A proposta tem como foco garantir que professoras vinculadas à pós-graduação consigam manter suas atividades de ensino e pesquisa mesmo durante a gestação ou nos primeiros anos após o nascimento ou adoção de filhos. A iniciativa contempla docentes de programas stricto sensu reconhecidos pela Coordenação de Aperfeiçoamento de Pessoal de Nível Superior (Capes).
De acordo com a normativa, o programa pretende assegurar a continuidade da produção científica em um momento considerado sensível na trajetória profissional dessas mulheres. Além disso, busca reduzir os efeitos que a maternidade pode causar no desempenho acadêmico, promovendo maior equilíbrio de oportunidades entre homens e mulheres no ambiente universitário.
Outro ponto destacado é o reconhecimento da maternidade como parte legítima da vida acadêmica, reforçando a necessidade de políticas institucionais mais inclusivas. A medida também prevê a inserção de pesquisadores em estágio pós-doutoral, que irão colaborar com os projetos desenvolvidos pelas docentes beneficiadas, fortalecendo grupos de pesquisa no país.

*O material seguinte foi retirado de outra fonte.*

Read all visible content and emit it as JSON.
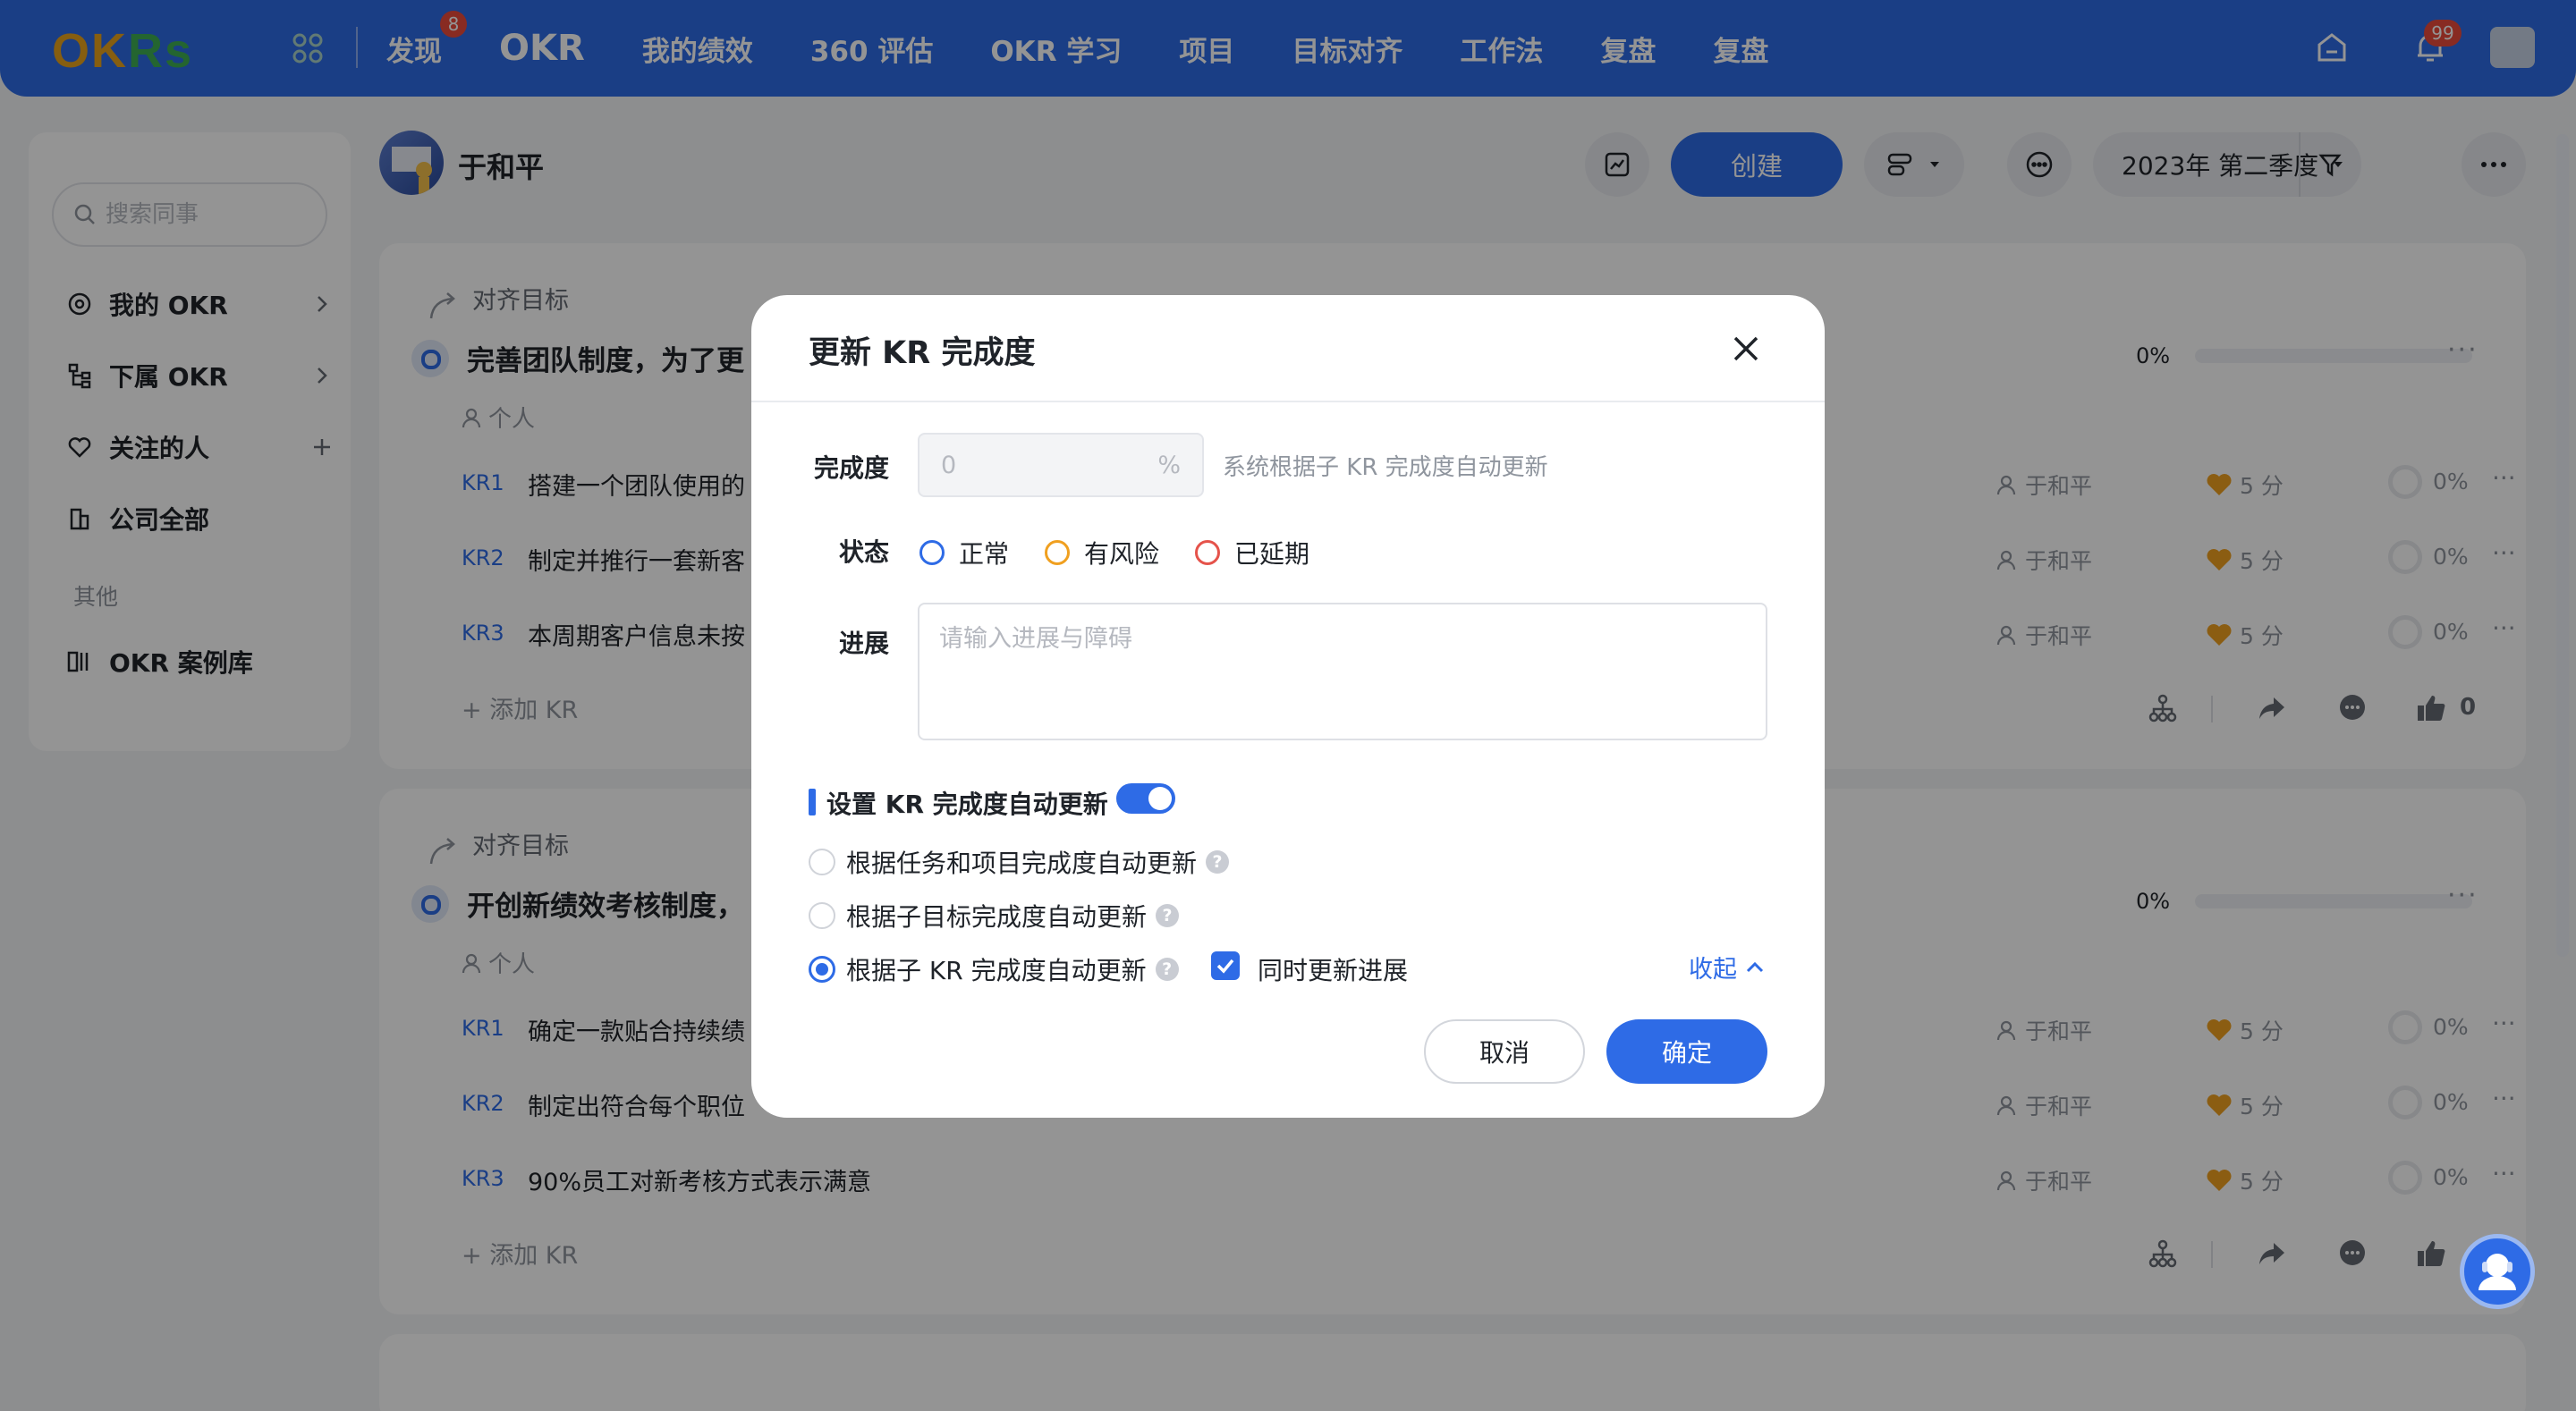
{
  "topnav": {
    "logo": "OKRs",
    "items": [
      {
        "label": "发现",
        "badge": "8"
      },
      {
        "label": "OKR",
        "active": true
      },
      {
        "label": "我的绩效"
      },
      {
        "label": "360 评估"
      },
      {
        "label": "OKR 学习"
      },
      {
        "label": "项目"
      },
      {
        "label": "目标对齐"
      },
      {
        "label": "工作法"
      },
      {
        "label": "复盘"
      },
      {
        "label": "复盘"
      }
    ],
    "notification_badge": "99"
  },
  "sidebar": {
    "search_placeholder": "搜索同事",
    "items": [
      {
        "label": "我的 OKR",
        "icon": "target-icon"
      },
      {
        "label": "下属 OKR",
        "icon": "org-icon"
      },
      {
        "label": "关注的人",
        "icon": "heart-icon"
      },
      {
        "label": "公司全部",
        "icon": "building-icon"
      }
    ],
    "group_label": "其他",
    "case_library": "OKR 案例库"
  },
  "header": {
    "user_name": "于和平",
    "create_label": "创建",
    "quarter": "2023年 第二季度"
  },
  "cards": [
    {
      "align_label": "对齐目标",
      "objective": "完善团队制度，为了更",
      "scope": "个人",
      "progress": "0%",
      "krs": [
        {
          "tag": "KR1",
          "text": "搭建一个团队使用的",
          "owner": "于和平",
          "score": "5 分",
          "pct": "0%"
        },
        {
          "tag": "KR2",
          "text": "制定并推行一套新客",
          "owner": "于和平",
          "score": "5 分",
          "pct": "0%"
        },
        {
          "tag": "KR3",
          "text": "本周期客户信息未按",
          "owner": "于和平",
          "score": "5 分",
          "pct": "0%"
        }
      ],
      "add_kr": "添加 KR",
      "likes": "0"
    },
    {
      "align_label": "对齐目标",
      "objective": "开创新绩效考核制度，",
      "scope": "个人",
      "progress": "0%",
      "krs": [
        {
          "tag": "KR1",
          "text": "确定一款贴合持续绩",
          "owner": "于和平",
          "score": "5 分",
          "pct": "0%"
        },
        {
          "tag": "KR2",
          "text": "制定出符合每个职位",
          "owner": "于和平",
          "score": "5 分",
          "pct": "0%"
        },
        {
          "tag": "KR3",
          "text": "90%员工对新考核方式表示满意",
          "owner": "于和平",
          "score": "5 分",
          "pct": "0%"
        }
      ],
      "add_kr": "添加 KR"
    }
  ],
  "modal": {
    "title": "更新 KR 完成度",
    "completion_label": "完成度",
    "completion_placeholder": "0",
    "completion_unit": "%",
    "completion_hint": "系统根据子 KR 完成度自动更新",
    "status_label": "状态",
    "status_options": [
      {
        "label": "正常",
        "color": "#2e6be6"
      },
      {
        "label": "有风险",
        "color": "#f0a020"
      },
      {
        "label": "已延期",
        "color": "#e5534b"
      }
    ],
    "progress_label": "进展",
    "progress_placeholder": "请输入进展与障碍",
    "auto_section_title": "设置 KR 完成度自动更新",
    "auto_options": [
      "根据任务和项目完成度自动更新",
      "根据子目标完成度自动更新",
      "根据子 KR 完成度自动更新"
    ],
    "auto_selected_index": 2,
    "sync_progress_label": "同时更新进展",
    "collapse_label": "收起",
    "cancel_label": "取消",
    "confirm_label": "确定"
  }
}
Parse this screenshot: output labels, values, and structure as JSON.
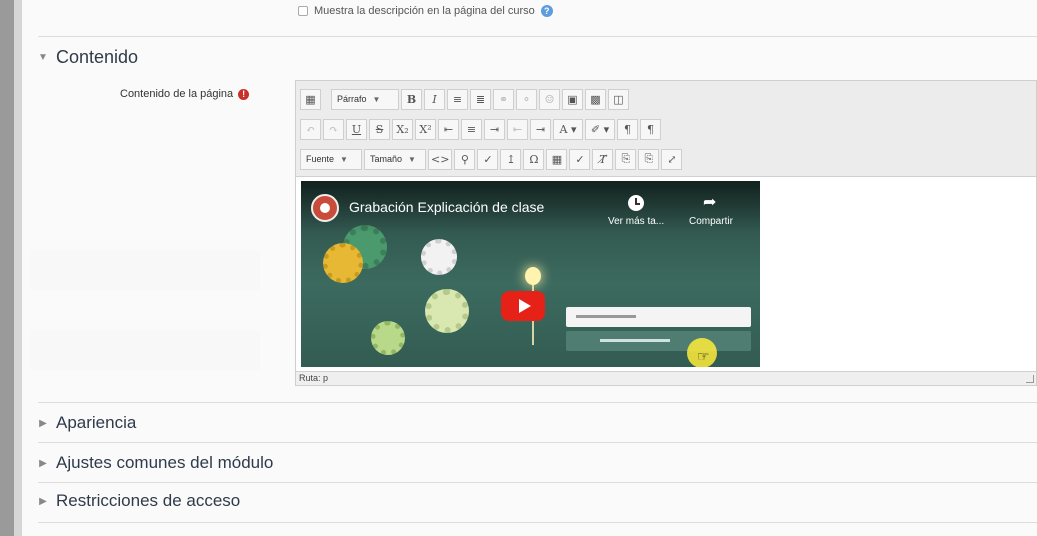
{
  "general": {
    "show_description_label": "Muestra la descripción en la página del curso"
  },
  "sections": {
    "content_title": "Contenido",
    "collapsed": [
      {
        "label": "Apariencia"
      },
      {
        "label": "Ajustes comunes del módulo"
      },
      {
        "label": "Restricciones de acceso"
      }
    ]
  },
  "field": {
    "label": "Contenido de la página",
    "required_icon": "exclamation-icon"
  },
  "editor": {
    "paragraph_select": "Párrafo",
    "font_select": "Fuente",
    "size_select": "Tamaño",
    "status_path": "Ruta: p",
    "row1_icons": [
      "toggle-toolbar-icon",
      "bold-icon",
      "italic-icon",
      "unordered-list-icon",
      "ordered-list-icon",
      "link-icon",
      "unlink-icon",
      "emoticon-icon",
      "image-icon",
      "media-icon",
      "file-manager-icon"
    ],
    "row2_icons": [
      "undo-icon",
      "redo-icon",
      "underline-icon",
      "strikethrough-icon",
      "subscript-icon",
      "superscript-icon",
      "align-left-icon",
      "align-center-icon",
      "align-right-icon",
      "outdent-icon",
      "indent-icon",
      "text-color-icon",
      "background-color-icon",
      "ltr-icon",
      "rtl-icon"
    ],
    "row3_icons": [
      "code-icon",
      "search-replace-icon",
      "spellcheck-icon",
      "upload-icon",
      "special-char-icon",
      "table-icon",
      "clean-format-icon",
      "remove-format-icon",
      "paste-text-icon",
      "paste-word-icon",
      "fullscreen-icon"
    ]
  },
  "video": {
    "title": "Grabación Explicación de clase",
    "watch_later": "Ver más ta...",
    "share": "Compartir"
  },
  "colors": {
    "required": "#c9302c",
    "help": "#5d9ddb",
    "youtube_red": "#e62117"
  }
}
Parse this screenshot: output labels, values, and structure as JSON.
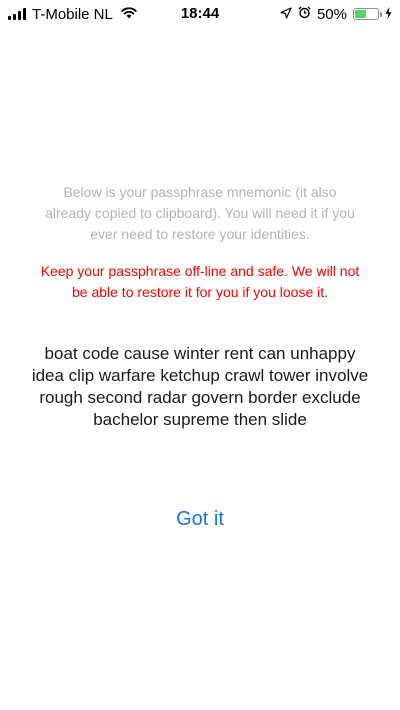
{
  "status_bar": {
    "carrier": "T-Mobile NL",
    "time": "18:44",
    "battery_percent": "50%",
    "battery_level": 0.5,
    "battery_color": "#4cd964",
    "icons": [
      "signal-icon",
      "wifi-icon",
      "location-icon",
      "alarm-icon",
      "battery-icon",
      "charging-icon"
    ]
  },
  "main": {
    "info_text": "Below is your passphrase mnemonic (it also already copied to clipboard). You will need it if you ever need to restore your identities.",
    "warning_text": "Keep your passphrase off-line and safe. We will not be able to restore it for you if you loose it.",
    "mnemonic": "boat code cause winter rent can unhappy idea clip warfare ketchup crawl tower involve rough second radar govern border exclude bachelor supreme then slide",
    "got_it_label": "Got it"
  },
  "colors": {
    "info_text": "#b3b3b3",
    "warning_text": "#ff0000",
    "link": "#1a73e8"
  }
}
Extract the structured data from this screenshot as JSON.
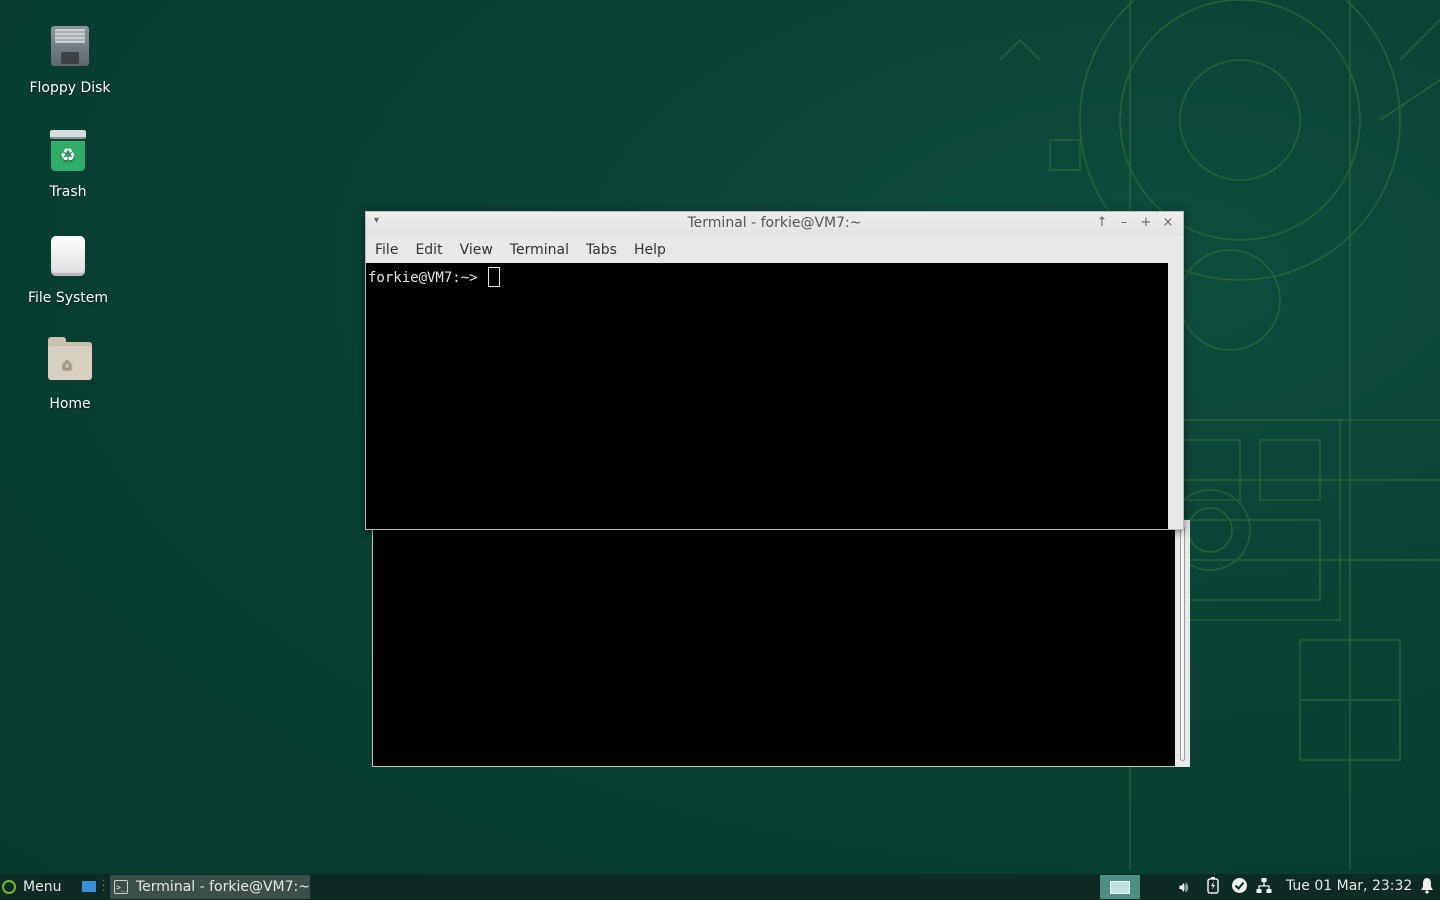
{
  "desktop": {
    "icons": [
      {
        "label": "Floppy Disk",
        "icon": "floppy-disk-icon"
      },
      {
        "label": "Trash",
        "icon": "trash-icon"
      },
      {
        "label": "File System",
        "icon": "drive-icon"
      },
      {
        "label": "Home",
        "icon": "home-folder-icon"
      }
    ],
    "background_color": "#0a4234"
  },
  "terminal": {
    "title": "Terminal - forkie@VM7:~",
    "window_buttons": {
      "menu": "▾",
      "raise": "↑",
      "minimize": "–",
      "maximize": "+",
      "close": "×"
    },
    "menu": [
      "File",
      "Edit",
      "View",
      "Terminal",
      "Tabs",
      "Help"
    ],
    "prompt": "forkie@VM7:~> "
  },
  "taskbar": {
    "menu_label": "Menu",
    "task_title": "Terminal - forkie@VM7:~",
    "clock": "Tue 01 Mar, 23:32",
    "tray_icons": [
      "volume-icon",
      "power-icon",
      "updates-check-icon",
      "network-icon",
      "notifications-bell-icon"
    ],
    "accent_color": "#73ba25"
  }
}
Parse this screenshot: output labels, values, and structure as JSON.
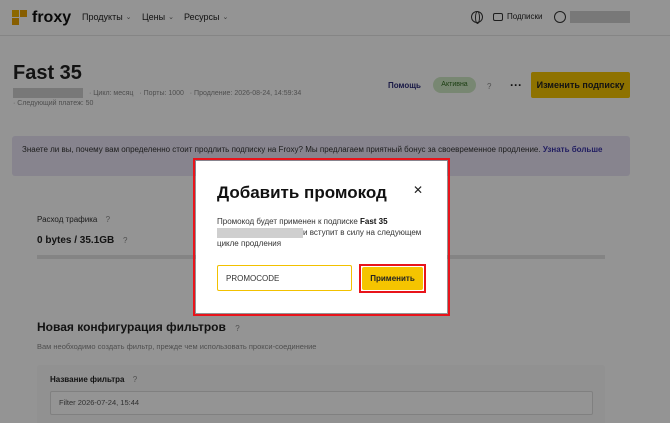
{
  "nav": {
    "logo_text": "froxy",
    "menu": [
      {
        "label": "Продукты"
      },
      {
        "label": "Цены"
      },
      {
        "label": "Ресурсы"
      }
    ],
    "subscriptions_label": "Подписки"
  },
  "page": {
    "title": "Fast 35",
    "meta_cycle": "· Цикл: месяц",
    "meta_ports": "· Порты: 1000",
    "meta_renewal": "· Продление: 2026-08-24, 14:59:34",
    "meta_next_payment": "· Следующий платеж: 50",
    "help_link": "Помощь",
    "status_badge": "Активна",
    "more_label": "···",
    "change_button": "Изменить подписку"
  },
  "notice": {
    "text": "Знаете ли вы, почему вам определенно стоит продлить подписку на Froxy? Мы предлагаем приятный бонус за своевременное продление. ",
    "link": "Узнать больше"
  },
  "traffic": {
    "label": "Расход трафика",
    "value": "0 bytes / 35.1GB",
    "used_fraction": 0
  },
  "filters": {
    "section_title": "Новая конфигурация фильтров",
    "section_sub": "Вам необходимо создать фильтр, прежде чем использовать прокси-соединение",
    "name_label": "Название фильтра",
    "name_value": "Filter 2026-07-24, 15:44"
  },
  "modal": {
    "title": "Добавить промокод",
    "text_before": "Промокод будет применен к подписке ",
    "subscription_name": "Fast 35",
    "text_after": "и вступит в силу на следующем цикле продления",
    "input_value": "PROMOCODE",
    "apply_button": "Применить",
    "close_label": "✕"
  },
  "colors": {
    "accent": "#f5c400",
    "highlight_outline": "#e8141b",
    "notice_bg": "#e8e4f5",
    "status_bg": "#cfe8c4"
  }
}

A participação no programa será viabilizada por meio de editais públicos, que irão detalhar critérios de seleção, responsabilidades e etapas do processo. Poderão se candidatar professoras que estejam a partir do segundo trimestre de gestação ou que tenham filhos de até dois anos, incluindo casos de adoção. Situações específicas, como a de mães de crianças com deficiência, também serão consideradas conforme regras previstas nos editais.
As bolsas concedidas seguirão normas já estabelecidas para programas de pós-doutorado e deverão atender a critérios como integração do bolsista ao projeto acadêmico da docente e respeito às políticas de ações afirmativas.
O financiamento da iniciativa será feito com recursos próprios da Capes, podendo contar com apoio complementar de outras instituições. A portaria também reforça a obrigatoriedade do cumprimento das normas de proteção de dados pessoais durante a execução do programa.